Show Abstract | Download Original | Original Source | Check in Google Scholar | DOI: 10.30605/cjpe.9.3.2026.9271

Abstract

Tujuan penelitian ini adalah mengembangkan E-LKM berbasis Project-Based Learning (PjBL) terintegrasi Joyfull Learning yang memenuhi kriteria kelayakan, kepraktisan, dan keefektifan pada pembelajaran IPAS materi Wujud Zat dan Perubahannya. Kebaruan produk terletak pada pemaduan sintaks PjBL dengan aktivitas pembelajaran yang menyenangkan, seperti video pembelajaran, Joyfull Quiz, kegiatan proyek, dan refleksi murid, sehingga E-LKM tidak hanya berfungsi sebagai lembar kerja digital, tetapi juga sebagai bahan ajar interaktif yang mendorong keterlibatan aktif murid.
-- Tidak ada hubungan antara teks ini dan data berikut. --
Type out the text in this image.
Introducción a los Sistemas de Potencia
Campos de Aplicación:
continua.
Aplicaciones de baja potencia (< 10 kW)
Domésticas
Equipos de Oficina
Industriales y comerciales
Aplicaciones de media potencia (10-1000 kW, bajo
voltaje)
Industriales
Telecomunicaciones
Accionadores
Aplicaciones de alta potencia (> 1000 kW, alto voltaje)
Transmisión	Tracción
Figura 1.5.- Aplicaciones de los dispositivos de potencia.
Metode penelitian yang digunakan adalah penelitian pengembangan atau Research and Development (R&D) dengan model ADDIE yang meliputi tahap Analysis, Design, Development, Implementation, dan Evaluation. Teknik pengumpulan data meliputi wawancara, angket, tes, dokumentasi, dan lembar validasi. Validasi produk dilakukan oleh tiga validator, yaitu ahli media, ahli materi, dan ahli pengguna. Sementara itu, uji coba terbatas untuk menilai kepraktisan dan keefektifan melibatkan 21 murid kelas IV SD Negeri 2 Tilango. Hasil uji kelayakan menunjukkan bahwa E-LKM memperoleh rata-rata persentase sebesar 97,71%, yang dihitung berdasarkan rata-rata persentase penilaian dari masing-masing validator, dan termasuk kategori “sangat layak”. Hasil uji kepraktisan menunjukkan persentase respon guru sebesar 97,5% dan respon murid sebesar 97,85%, sehingga termasuk kategori “sangat praktis”. Hasil uji keefektifan menunjukkan peningkatan rata-rata nilai pre-test dari 46,38 menjadi 88,00 pada post-test, dengan selisih 41,62 poin. Skor N-Gain sebesar 0,77 termasuk kategori tinggi, sedangkan N-Gain persen sebesar 77,62% menunjukkan bahwa E-LKM berada pada kategori efektif. Dengan demikian, E-LKM berbasis PjBL terintegrasi Joyfull Learning dinyatakan layak, praktis, dan efektif digunakan dalam pembelajaran IPAS di sekolah dasar.